PS 69-154
The potential role of riparian corridors in overland dispersal of bacteria among vegetable farms

Thursday, August 8, 2013
Exhibit Hall B, Minneapolis Convention Center
Peter W. Bergholz, Veterinary and Microbiological Sciences, North Dakota State University, Fargo, ND
Gina T. Ryan, Food Science, Cornell University, Ithaca, NY
Laura K. Strawn, Food Science, Cornell University, Ithaca, NY
Steven Warchocki, Food Science, Cornell University, Ithaca, NY
Martin Wiedmann, Food Science, Cornell University, Ithaca, NY
Background/Question/Methods

Understanding dispersal pathways of foodborne pathogens is essential to forecasting disease risk from farm-to-fork. Indeed, intrusion into produce farms by wildlife species features prominently as a risk factor for foodborne illness outbreaks in food safety assessment guidelines. However, to predict when wildlife intrusions constitute a significant foodborne illness risk on farms, we must understand how wildlife movements contribute to foodborne pathogen dispersal. These studies can also enhance our basic understanding of how landscapes shape bacterial populations by constraining dispersal pathways. We sought to test whether Escherichia coli disperses overland among produce fields via riparian corridors at faster rates and longer distances than among sites that were isolated from riparian corridors. Escherichia coli were collected in nineteen produce fields and adjacent forests located along two waterways in New York State during autumn of 2012. The land surrounding the Flint Creek was 69% agricultural and 12% forest land cover whereas the Hoosick River sampling area was 27% agricultural and 38% forest.

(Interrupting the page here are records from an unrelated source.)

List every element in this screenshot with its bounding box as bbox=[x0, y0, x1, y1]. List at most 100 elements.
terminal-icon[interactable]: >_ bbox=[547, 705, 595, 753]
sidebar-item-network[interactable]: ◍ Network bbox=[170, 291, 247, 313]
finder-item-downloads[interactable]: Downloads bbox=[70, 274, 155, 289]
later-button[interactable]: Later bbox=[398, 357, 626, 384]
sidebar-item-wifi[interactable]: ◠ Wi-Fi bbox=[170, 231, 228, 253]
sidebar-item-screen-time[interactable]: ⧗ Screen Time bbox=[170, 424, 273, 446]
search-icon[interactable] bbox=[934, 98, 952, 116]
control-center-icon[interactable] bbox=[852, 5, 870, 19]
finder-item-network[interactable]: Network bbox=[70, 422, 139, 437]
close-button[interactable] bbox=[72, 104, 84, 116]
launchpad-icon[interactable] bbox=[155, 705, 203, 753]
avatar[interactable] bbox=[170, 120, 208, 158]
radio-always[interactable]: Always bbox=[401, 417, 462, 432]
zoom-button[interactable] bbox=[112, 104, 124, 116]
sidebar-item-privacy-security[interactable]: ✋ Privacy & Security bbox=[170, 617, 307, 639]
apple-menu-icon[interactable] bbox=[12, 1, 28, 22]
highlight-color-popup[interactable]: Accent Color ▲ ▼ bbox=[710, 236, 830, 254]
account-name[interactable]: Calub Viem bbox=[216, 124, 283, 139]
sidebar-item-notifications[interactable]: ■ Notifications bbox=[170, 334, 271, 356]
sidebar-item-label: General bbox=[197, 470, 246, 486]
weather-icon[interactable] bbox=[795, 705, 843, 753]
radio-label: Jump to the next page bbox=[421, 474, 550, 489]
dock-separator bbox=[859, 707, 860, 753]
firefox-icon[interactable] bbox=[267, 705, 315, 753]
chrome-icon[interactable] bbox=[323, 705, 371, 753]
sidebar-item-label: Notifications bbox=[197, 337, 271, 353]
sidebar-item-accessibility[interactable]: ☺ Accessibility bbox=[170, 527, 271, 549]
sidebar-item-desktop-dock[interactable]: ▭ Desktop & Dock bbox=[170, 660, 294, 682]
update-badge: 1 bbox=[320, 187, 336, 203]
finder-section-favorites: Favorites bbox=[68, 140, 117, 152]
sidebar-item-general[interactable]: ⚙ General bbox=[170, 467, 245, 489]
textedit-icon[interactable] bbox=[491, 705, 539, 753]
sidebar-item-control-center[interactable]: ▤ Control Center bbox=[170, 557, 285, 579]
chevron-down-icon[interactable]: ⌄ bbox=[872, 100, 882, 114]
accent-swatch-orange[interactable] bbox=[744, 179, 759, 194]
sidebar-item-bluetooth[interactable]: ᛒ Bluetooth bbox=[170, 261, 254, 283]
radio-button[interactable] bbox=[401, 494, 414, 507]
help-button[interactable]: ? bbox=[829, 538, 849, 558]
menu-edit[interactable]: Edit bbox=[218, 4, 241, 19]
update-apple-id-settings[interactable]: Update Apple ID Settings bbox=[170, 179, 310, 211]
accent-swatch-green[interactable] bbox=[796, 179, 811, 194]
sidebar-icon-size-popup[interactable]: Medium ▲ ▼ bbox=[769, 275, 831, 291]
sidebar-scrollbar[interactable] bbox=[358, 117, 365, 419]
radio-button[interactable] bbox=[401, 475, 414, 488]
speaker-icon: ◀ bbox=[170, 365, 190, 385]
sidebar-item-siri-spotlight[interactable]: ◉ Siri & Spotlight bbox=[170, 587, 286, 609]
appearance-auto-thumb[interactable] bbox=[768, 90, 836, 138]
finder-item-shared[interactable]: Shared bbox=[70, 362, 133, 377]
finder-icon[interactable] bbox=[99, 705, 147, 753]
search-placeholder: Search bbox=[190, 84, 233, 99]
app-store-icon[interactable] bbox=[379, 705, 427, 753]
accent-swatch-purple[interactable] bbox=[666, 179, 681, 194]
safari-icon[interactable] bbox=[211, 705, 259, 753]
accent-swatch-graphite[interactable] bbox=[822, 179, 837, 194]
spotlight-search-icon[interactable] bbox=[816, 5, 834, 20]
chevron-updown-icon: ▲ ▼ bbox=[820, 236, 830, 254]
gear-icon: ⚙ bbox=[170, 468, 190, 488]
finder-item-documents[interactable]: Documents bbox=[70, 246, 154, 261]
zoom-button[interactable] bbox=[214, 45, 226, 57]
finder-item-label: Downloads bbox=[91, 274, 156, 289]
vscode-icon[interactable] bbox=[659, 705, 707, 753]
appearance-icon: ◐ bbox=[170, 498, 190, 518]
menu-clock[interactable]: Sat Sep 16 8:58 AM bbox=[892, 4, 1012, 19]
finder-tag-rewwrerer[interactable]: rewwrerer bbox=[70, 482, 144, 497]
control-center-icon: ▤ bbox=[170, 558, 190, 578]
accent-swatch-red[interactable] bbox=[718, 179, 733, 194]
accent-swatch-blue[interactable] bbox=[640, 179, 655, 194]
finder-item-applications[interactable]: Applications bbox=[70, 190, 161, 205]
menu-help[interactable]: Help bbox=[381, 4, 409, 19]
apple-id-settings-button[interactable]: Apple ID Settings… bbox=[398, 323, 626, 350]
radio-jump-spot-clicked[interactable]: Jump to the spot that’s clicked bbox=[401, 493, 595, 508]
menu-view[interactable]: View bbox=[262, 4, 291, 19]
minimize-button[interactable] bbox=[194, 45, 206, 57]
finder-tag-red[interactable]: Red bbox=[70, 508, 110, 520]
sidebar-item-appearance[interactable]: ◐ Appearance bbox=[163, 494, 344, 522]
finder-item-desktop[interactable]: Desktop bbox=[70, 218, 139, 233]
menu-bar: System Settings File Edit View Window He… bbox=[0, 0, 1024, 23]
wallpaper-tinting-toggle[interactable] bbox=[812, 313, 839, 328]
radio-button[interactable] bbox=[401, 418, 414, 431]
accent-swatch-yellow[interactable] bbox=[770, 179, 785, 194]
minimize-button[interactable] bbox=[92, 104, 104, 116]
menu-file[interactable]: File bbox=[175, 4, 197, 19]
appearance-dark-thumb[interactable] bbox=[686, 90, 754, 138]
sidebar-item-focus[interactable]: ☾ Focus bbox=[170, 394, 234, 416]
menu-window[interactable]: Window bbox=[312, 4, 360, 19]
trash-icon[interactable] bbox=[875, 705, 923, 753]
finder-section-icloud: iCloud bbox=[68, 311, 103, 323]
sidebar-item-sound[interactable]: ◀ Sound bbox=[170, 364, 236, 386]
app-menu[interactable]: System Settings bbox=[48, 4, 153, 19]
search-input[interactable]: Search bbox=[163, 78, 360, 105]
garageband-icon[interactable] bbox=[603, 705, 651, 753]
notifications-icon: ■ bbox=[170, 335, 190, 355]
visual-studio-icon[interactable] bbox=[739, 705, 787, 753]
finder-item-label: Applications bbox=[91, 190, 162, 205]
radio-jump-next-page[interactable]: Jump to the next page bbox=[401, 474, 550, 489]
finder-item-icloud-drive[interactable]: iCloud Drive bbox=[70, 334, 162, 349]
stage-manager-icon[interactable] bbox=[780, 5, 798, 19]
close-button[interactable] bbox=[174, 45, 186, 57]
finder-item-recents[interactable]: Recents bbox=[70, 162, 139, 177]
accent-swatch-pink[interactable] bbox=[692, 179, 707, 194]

Models predicting the movement cost among sample sites were developed using GRASS GIS. Over 2800 confirmed E. coli were isolated from 571 samples, including 278 soil samples, 157 fecal samples, 116 surface drag swab samples, 20 water samples.

Results/Conclusions

Escherichia coli isolates were obtained from 73% of drag swab samples, 53% of soil samples, 76% of fecal samples, and 100% of water samples. While the proportion of fecal samples yielding E. coli was somewhat similar at 74% in Flint Creek and 78% in the Hoosick River area, there was a pronounced difference in the proportion of positive soil samples between the two riparian areas: 35% of soils in the Flint Creek area and 72% of soils in the Hoosick River area, respectively. Soil samples obtained from riparian forest soils were more likely to yield E. coli than those from produce field soils, with prevalence values of 70% and 48%, respectively. These preliminary results seem to suggest that forest habitats harbor E. coli in extra-host environments more frequently than produce fields and that it remains possible that riparian forests actually do act as dispersal corridors or, at least, sources for E. coli dispersal to produce fields. Future work will examine the multi-locus sequence types of E. coli isolates to estimate dispersal rates and distances among produce field sites.  Goodness-of-fit tests will also be conducted between dispersal data among sites and competing GIS models predicting various pathways of E. coli dispersal.